Finds paths between two wiki pages
Install leiningen
brew install lein
Build the uber jar
lein uberjar
$ java -jar wiki-racer-0.1.0-standalone.jar [args]
-h Print help
-n (optional) Number of workers that will scan wiki pages in parallel
-s The start page title
-e The title to end at
java -jar target/uberjar/wiki-racer-0.1.0-SNAPSHOT-standalone.jar -s "Kevin Bacon" -e "Quentin Tarantino"
.
.
.
-----------------------------------------------------------
Kevin Bacon -> Daniel Day-Lewis
Daniel Day-Lewis -> Quentin Tarantino
---------------------------------------------------------
"Elapsed time: 14194.813605 msecs"
-
The engine has a dispatcher which reads from a job queue that contains unvisited wiki pages and distributes them to workers. Each page is tracked with the depth. Work is dispatched from the lowest index(depth) first effectively making the wiki scan a BFS
-
Before sending out a batch of work the dispatcher checks if it has seen a destination link and displays the output by going from the destination link to the source link.
-
The entire state of the app(tracked-links, visited urls, pending work) is kept in a thread safe data structure updated by the workers as it scans each page
Did a simple breadth first search(traverse all the links within a single page before going to the subsequent set of pages) no threads simple job queue to see if the functionality to scrape pages as well as traverse worked. However the BFS does result in a stack overflow when the number of links exceed a certain amount. To avoid this the app simply scans the pages in BFS order and tracks the source from which a page came from. This way it does not need to do a BFS when it finds the destination. The path from the destination to the source can be found by tracking dest -> source until the source is the start page.

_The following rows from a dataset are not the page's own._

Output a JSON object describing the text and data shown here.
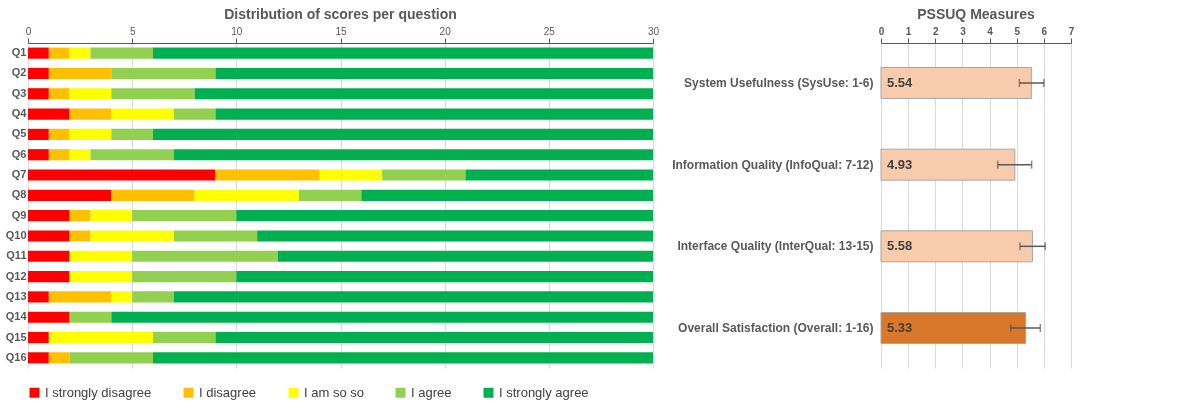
{
  "chart_data": [
    {
      "type": "bar",
      "title": "Distribution of scores per question",
      "orientation": "horizontal",
      "stacked": true,
      "categories": [
        "Q1",
        "Q2",
        "Q3",
        "Q4",
        "Q5",
        "Q6",
        "Q7",
        "Q8",
        "Q9",
        "Q10",
        "Q11",
        "Q12",
        "Q13",
        "Q14",
        "Q15",
        "Q16"
      ],
      "series": [
        {
          "name": "I strongly disagree",
          "color": "#ff0000",
          "values": [
            1,
            1,
            1,
            2,
            1,
            1,
            9,
            4,
            2,
            2,
            2,
            2,
            1,
            2,
            1,
            1
          ]
        },
        {
          "name": "I disagree",
          "color": "#ffc000",
          "values": [
            1,
            3,
            1,
            2,
            1,
            1,
            5,
            4,
            1,
            1,
            0,
            0,
            3,
            0,
            0,
            1
          ]
        },
        {
          "name": "I am so so",
          "color": "#ffff00",
          "values": [
            1,
            0,
            2,
            3,
            2,
            1,
            3,
            5,
            2,
            4,
            3,
            3,
            1,
            0,
            5,
            0
          ]
        },
        {
          "name": "I agree",
          "color": "#92d050",
          "values": [
            3,
            5,
            4,
            2,
            2,
            4,
            4,
            3,
            5,
            4,
            7,
            5,
            2,
            2,
            3,
            4
          ]
        },
        {
          "name": "I strongly agree",
          "color": "#00b050",
          "values": [
            24,
            21,
            22,
            21,
            24,
            23,
            9,
            14,
            20,
            19,
            18,
            20,
            23,
            26,
            21,
            24
          ]
        }
      ],
      "xlim": [
        0,
        30
      ],
      "xticks": [
        0,
        5,
        10,
        15,
        20,
        25,
        30
      ],
      "grid": "x",
      "legend": "bottom"
    },
    {
      "type": "bar",
      "title": "PSSUQ Measures",
      "orientation": "horizontal",
      "categories": [
        "System Usefulness (SysUse: 1-6)",
        "Information Quality (InfoQual: 7-12)",
        "Interface Quality (InterQual: 13-15)",
        "Overall Satisfaction (Overall: 1-16)"
      ],
      "values": [
        5.54,
        4.93,
        5.58,
        5.33
      ],
      "colors": [
        "#f8cbad",
        "#f8cbad",
        "#f8cbad",
        "#d9772b"
      ],
      "errors": [
        [
          5.1,
          6.0
        ],
        [
          4.3,
          5.55
        ],
        [
          5.12,
          6.05
        ],
        [
          4.78,
          5.87
        ]
      ],
      "data_labels": true,
      "xlim": [
        0,
        7
      ],
      "xticks": [
        0,
        1,
        2,
        3,
        4,
        5,
        6,
        7
      ],
      "grid": "x",
      "legend": false
    }
  ]
}
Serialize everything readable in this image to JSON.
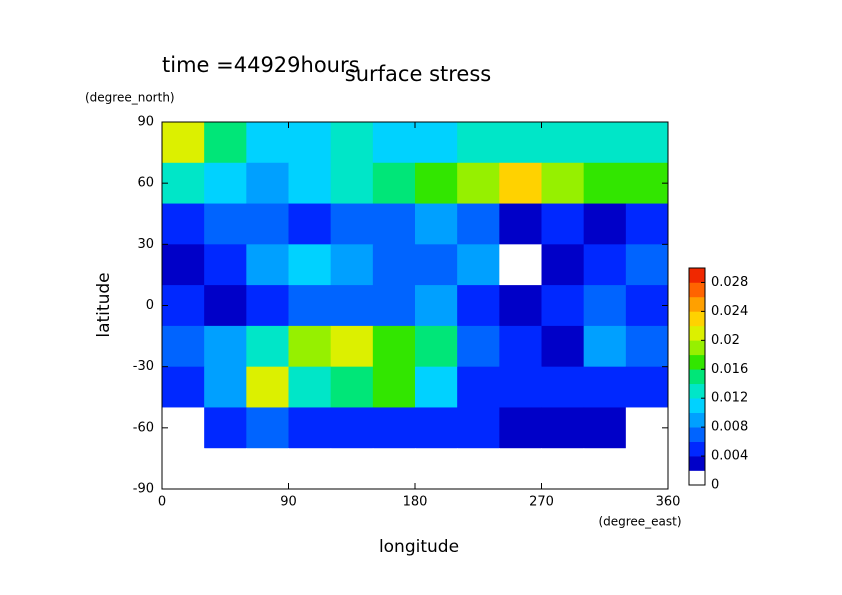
{
  "chart_data": {
    "type": "contour",
    "title": "surface stress",
    "annotation": "time =44929hours",
    "x_label": "longitude",
    "x_units": "(degree_east)",
    "y_label": "latitude",
    "y_units": "(degree_north)",
    "xlim": [
      0,
      360
    ],
    "ylim": [
      -90,
      90
    ],
    "xticks": [
      0,
      90,
      180,
      270,
      360
    ],
    "yticks": [
      -90,
      -60,
      -30,
      0,
      30,
      60,
      90
    ],
    "x": [
      15,
      45,
      75,
      105,
      135,
      165,
      195,
      225,
      255,
      285,
      315,
      345
    ],
    "y": [
      80,
      60,
      40,
      20,
      0,
      -20,
      -40,
      -60,
      -80
    ],
    "z": [
      [
        0.02,
        0.014,
        0.01,
        0.01,
        0.012,
        0.01,
        0.01,
        0.012,
        0.012,
        0.012,
        0.012,
        0.012
      ],
      [
        0.012,
        0.01,
        0.008,
        0.01,
        0.012,
        0.014,
        0.016,
        0.018,
        0.022,
        0.018,
        0.016,
        0.016
      ],
      [
        0.004,
        0.006,
        0.006,
        0.004,
        0.006,
        0.006,
        0.008,
        0.006,
        0.002,
        0.004,
        0.002,
        0.004
      ],
      [
        0.002,
        0.004,
        0.008,
        0.01,
        0.008,
        0.006,
        0.006,
        0.008,
        0,
        0.002,
        0.004,
        0.006
      ],
      [
        0.004,
        0.002,
        0.004,
        0.006,
        0.006,
        0.006,
        0.008,
        0.004,
        0.002,
        0.004,
        0.006,
        0.004
      ],
      [
        0.006,
        0.008,
        0.012,
        0.018,
        0.02,
        0.016,
        0.014,
        0.006,
        0.004,
        0.002,
        0.008,
        0.006
      ],
      [
        0.004,
        0.008,
        0.02,
        0.012,
        0.014,
        0.016,
        0.01,
        0.004,
        0.004,
        0.004,
        0.004,
        0.004
      ],
      [
        0,
        0.004,
        0.006,
        0.004,
        0.004,
        0.004,
        0.004,
        0.004,
        0.002,
        0.002,
        0.002,
        0
      ],
      [
        0,
        0,
        0,
        0,
        0,
        0,
        0,
        0,
        0,
        0,
        0,
        0
      ]
    ],
    "clim": [
      0,
      0.03
    ],
    "cticks": [
      0,
      0.004,
      0.008,
      0.012,
      0.016,
      0.02,
      0.024,
      0.028
    ],
    "colors": [
      "#ffffff",
      "#0000c8",
      "#0028ff",
      "#0064ff",
      "#00a0ff",
      "#00d2ff",
      "#00e6c8",
      "#00e678",
      "#32e600",
      "#96f000",
      "#dcf000",
      "#ffd200",
      "#ffa000",
      "#ff6400",
      "#f02800"
    ]
  }
}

Since a pure BFS accumulates well over a 100K links just at the 3rd level(3 pages away from the start) that a heuristic will need to be applied as in its possible that we do a depth first search starting at a certain level but that is something I haven't tried.
Currently there is no stopping the racer and it will either find you a path or run out of memory. As a feature it is easy to add a stopping condition that either times out or ends after looking at a certain number of links
Also using the STM to manage a queue is problematic. An STM uses a tests and set method to update a data structure which means it occasionally appears that the racer is not making progress. To fix this I'd have to implement the queue that lines up work in Java and bridge between clojure and java to distribute work.